Das Schloss Filières (französisch Château de Filières) stammt in weiten Teilen aus der zweiten Hälfte des 18. Jahrhunderts und steht in der französischen Gemeinde Gommerville im Département Seine-Maritime in der Normandie. Seit dem 31. Mai 1946 ist es als Monument historique in die französische Denkmalliste eingeschrieben (französisch inscrit).[1] Einige seiner Räume sind mit ihrer Innenausstattung aus dem 18. Jahrhundert seit dem 13. Dezember 1947 sogar als Monument historique klassifiziert (französisch classé).[1] Sie können im Rahmen einer Führung besichtigt werden.

Geschichte[Bearbeiten | Quelltext bearbeiten]

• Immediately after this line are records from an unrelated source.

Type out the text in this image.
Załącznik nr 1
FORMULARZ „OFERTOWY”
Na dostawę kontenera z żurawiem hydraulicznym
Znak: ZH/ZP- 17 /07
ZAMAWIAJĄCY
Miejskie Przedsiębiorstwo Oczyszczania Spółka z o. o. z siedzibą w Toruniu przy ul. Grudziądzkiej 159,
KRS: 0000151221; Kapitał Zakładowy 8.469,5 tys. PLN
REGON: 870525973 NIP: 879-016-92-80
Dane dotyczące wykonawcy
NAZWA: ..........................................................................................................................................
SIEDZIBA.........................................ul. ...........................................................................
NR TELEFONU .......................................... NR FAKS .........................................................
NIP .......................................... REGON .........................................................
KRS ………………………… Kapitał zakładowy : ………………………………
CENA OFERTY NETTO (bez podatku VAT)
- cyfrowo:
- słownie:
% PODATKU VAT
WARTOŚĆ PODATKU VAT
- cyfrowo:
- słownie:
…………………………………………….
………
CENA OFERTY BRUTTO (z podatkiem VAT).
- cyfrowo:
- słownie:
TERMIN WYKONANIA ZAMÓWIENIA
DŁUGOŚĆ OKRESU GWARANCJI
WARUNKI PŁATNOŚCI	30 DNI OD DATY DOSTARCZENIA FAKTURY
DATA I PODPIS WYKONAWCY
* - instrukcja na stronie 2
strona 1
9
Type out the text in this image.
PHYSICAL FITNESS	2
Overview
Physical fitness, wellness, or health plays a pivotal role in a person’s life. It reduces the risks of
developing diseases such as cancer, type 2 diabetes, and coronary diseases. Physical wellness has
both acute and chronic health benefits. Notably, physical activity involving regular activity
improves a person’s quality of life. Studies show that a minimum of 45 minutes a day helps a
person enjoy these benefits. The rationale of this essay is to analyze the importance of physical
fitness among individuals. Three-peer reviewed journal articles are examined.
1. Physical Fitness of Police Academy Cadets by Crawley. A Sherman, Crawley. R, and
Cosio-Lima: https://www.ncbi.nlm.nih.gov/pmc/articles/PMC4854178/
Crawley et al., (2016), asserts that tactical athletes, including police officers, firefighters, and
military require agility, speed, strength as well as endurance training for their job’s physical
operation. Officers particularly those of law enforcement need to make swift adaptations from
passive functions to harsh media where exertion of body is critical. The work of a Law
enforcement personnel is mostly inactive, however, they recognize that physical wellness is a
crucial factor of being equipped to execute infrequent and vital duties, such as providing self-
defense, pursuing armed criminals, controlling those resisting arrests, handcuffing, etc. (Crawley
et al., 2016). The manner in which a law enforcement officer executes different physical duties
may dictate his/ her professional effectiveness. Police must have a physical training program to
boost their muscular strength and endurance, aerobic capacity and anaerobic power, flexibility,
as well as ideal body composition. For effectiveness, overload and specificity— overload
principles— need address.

Am Ort des heutigen Schlosses Filières stand im Mittelalter ein von Wassergräben umgebenes festes Haus, das der Adelsfamilie Filières gehörte und während des hundertjährigen Krieges zerstört wurde.[2] Über Erbtöchter kam der Besitz über die Familien Le Canu de Froiderue und Le Terrier schließlich an die Familie Chardon, die sich nachfolgend Chardon de Filières nannte. Sie ließ das ruinöse Gebäude während der Herrschaftszeit Heinrichs IV. durch einen Neubau im Stil der Renaissance ersetzen.

Louise Chardon de Filières heiratete 1732 Jacques Eudes de Catteville, Marquis von Mirville, und brachte die Anlage an ihren Mann. Er begann in der zweiten Hälfte des 18. Jahrhunderts[3] damit, das damalige Logis nach den Plänen des französischen Architekten Victor Louis[4] durch ein repräsentatives Schloss zu ersetzen. Louis hatte zuvor das Große Theater in Bordeaux errichtet. Da das Bauvorhaben durch die Französische Revolution unterbrochen wurde, weist das heutige Schloss in seiner Gesamtkonstruktion zwei unterschiedliche Baustile auf: Der jüngere, westliche Teil des heutigen Herrenhauses präsentiert sich im Louis-seize-Stil, während der Ostteil noch die Merkmale der französischen Renaissance-Architektur zeigt.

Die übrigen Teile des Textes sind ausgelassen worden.